A new Nanoimprint Foundry, led by Singapore A*STAR’s Institute of Materials Research and Engineering (IMRE), will bridge the gap between laboratory-based nanotechnologies and real-world products. The pioneer initiative brings together nanotechnology suppliers and manufacturers to speed up productisation of nanoimprinting, which imbues ordinary surfaces with unique properties for sectors like consumer care, biomedical devices, optics, filtration, displays and maritime.
Adhesives without sticky residues, ‘skins’ that keep medical instruments germ-free, anti-reflective films for displays or surfaces that keep barnacles of ships. These are some of the product possibilitiesfor nanoimprint technology, which also has potential applications in contact lenses, biomedical cell scaffolds or anti-frost materials. The new A*STAR Nanoimprint Foundry in Singapore was launched to develop, test-bed and prototype specially engineered plastics and surfaces for the specific purpose of commercialising the technologies.

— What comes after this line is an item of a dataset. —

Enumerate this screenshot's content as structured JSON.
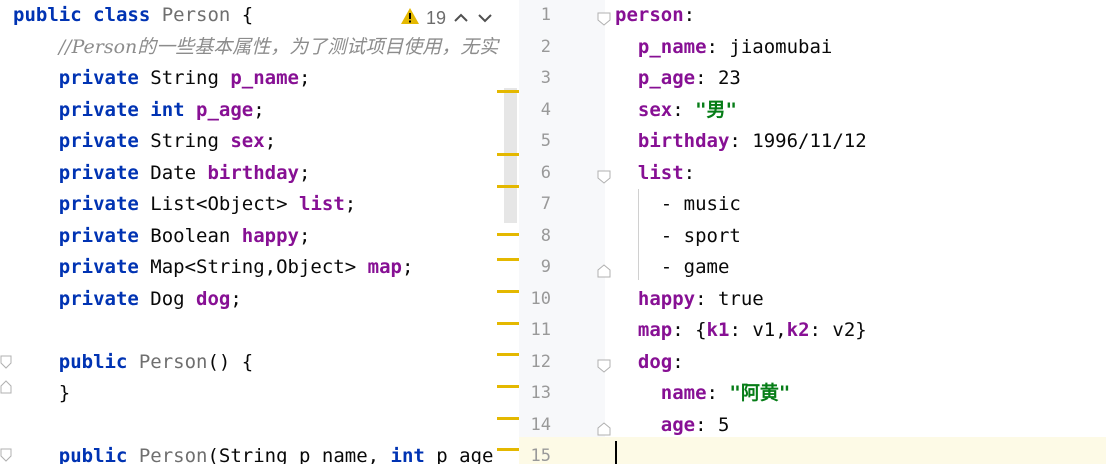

The Foundry is part of an A*STAR masterplan to push translational research, accelerate commercialisation of home-grown technologies, and enhance Singapore’s high-value manufacturing sector, in concert withother A*STAR research institutes, and government agencies. IMRE will partner companies like Toshiba Machines Co Ltd, EV Group, NTT Advanced Technology Corporation, NIL Technology ApS, Kyodo International Inc., micro resist technology GmbH,Nanoveu Pte Ltd and Solves Innovative Technology Pte Ltd to produce prototypes for real-world products and applications.

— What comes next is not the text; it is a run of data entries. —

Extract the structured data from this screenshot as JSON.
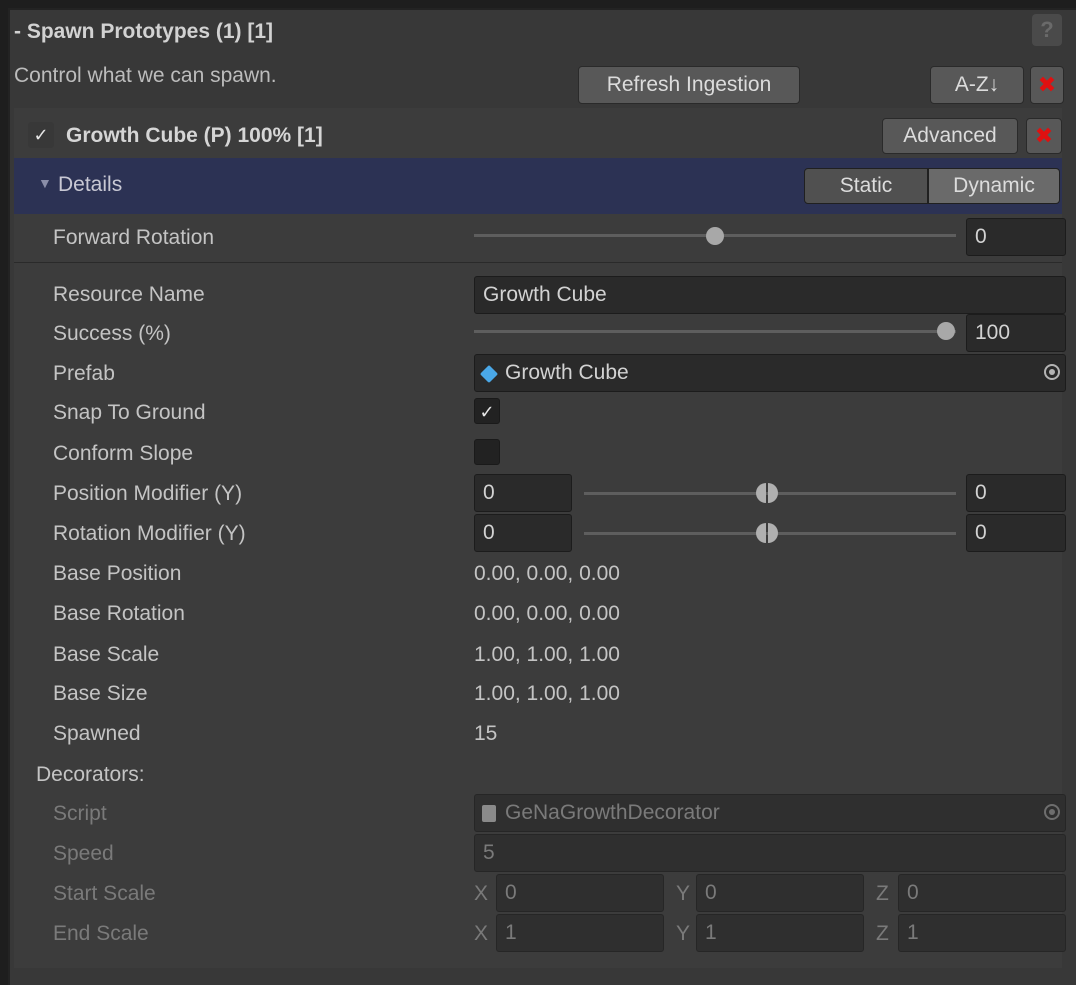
{
  "header": {
    "title": "- Spawn Prototypes (1) [1]",
    "help_label": "?",
    "subtitle": "Control what we can spawn.",
    "refresh_label": "Refresh Ingestion",
    "sort_label": "A-Z↓",
    "remove_glyph": "✖"
  },
  "prototype": {
    "checked_glyph": "✓",
    "title": "Growth Cube (P) 100% [1]",
    "advanced_label": "Advanced",
    "remove_glyph": "✖"
  },
  "details": {
    "title": "Details",
    "arrow": "▼",
    "static_label": "Static",
    "dynamic_label": "Dynamic"
  },
  "fields": {
    "forward_rotation": {
      "label": "Forward Rotation",
      "value": "0",
      "slider_fraction": 0.5
    },
    "resource_name": {
      "label": "Resource Name",
      "value": "Growth Cube"
    },
    "success": {
      "label": "Success (%)",
      "value": "100",
      "slider_fraction": 1.0
    },
    "prefab": {
      "label": "Prefab",
      "value": "Growth Cube",
      "icon": "cube-icon"
    },
    "snap_to_ground": {
      "label": "Snap To Ground",
      "checked": true,
      "glyph": "✓"
    },
    "conform_slope": {
      "label": "Conform Slope",
      "checked": false
    },
    "position_modifier": {
      "label": "Position Modifier (Y)",
      "min": "0",
      "max": "0"
    },
    "rotation_modifier": {
      "label": "Rotation Modifier (Y)",
      "min": "0",
      "max": "0"
    },
    "base_position": {
      "label": "Base Position",
      "value": "0.00, 0.00, 0.00"
    },
    "base_rotation": {
      "label": "Base Rotation",
      "value": "0.00, 0.00, 0.00"
    },
    "base_scale": {
      "label": "Base Scale",
      "value": "1.00, 1.00, 1.00"
    },
    "base_size": {
      "label": "Base Size",
      "value": "1.00, 1.00, 1.00"
    },
    "spawned": {
      "label": "Spawned",
      "value": "15"
    }
  },
  "decorators": {
    "title": "Decorators:",
    "script": {
      "label": "Script",
      "value": "GeNaGrowthDecorator",
      "icon": "script-icon"
    },
    "speed": {
      "label": "Speed",
      "value": "5"
    },
    "start_scale": {
      "label": "Start Scale",
      "x_label": "X",
      "x": "0",
      "y_label": "Y",
      "y": "0",
      "z_label": "Z",
      "z": "0"
    },
    "end_scale": {
      "label": "End Scale",
      "x_label": "X",
      "x": "1",
      "y_label": "Y",
      "y": "1",
      "z_label": "Z",
      "z": "1"
    }
  },
  "colors": {
    "panel": "#383838",
    "details_bar": "#2c3254",
    "remove": "#e01010",
    "cube_icon": "#4aa8e8"
  }
}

“We can help companies develop up to 20,000 samples for proof-of-concept and pilot production allowing manufacturers to shorten the product cycle but minus the heavy capital R&D investment,” said Dr Karen Chong, the IMRE scientist who heads the Foundry, adding that the Foundry is a one-stop shop for companies seeking to conceive, design and develop solutions for new, revolutionary products based on the versatile nanoimprint technology.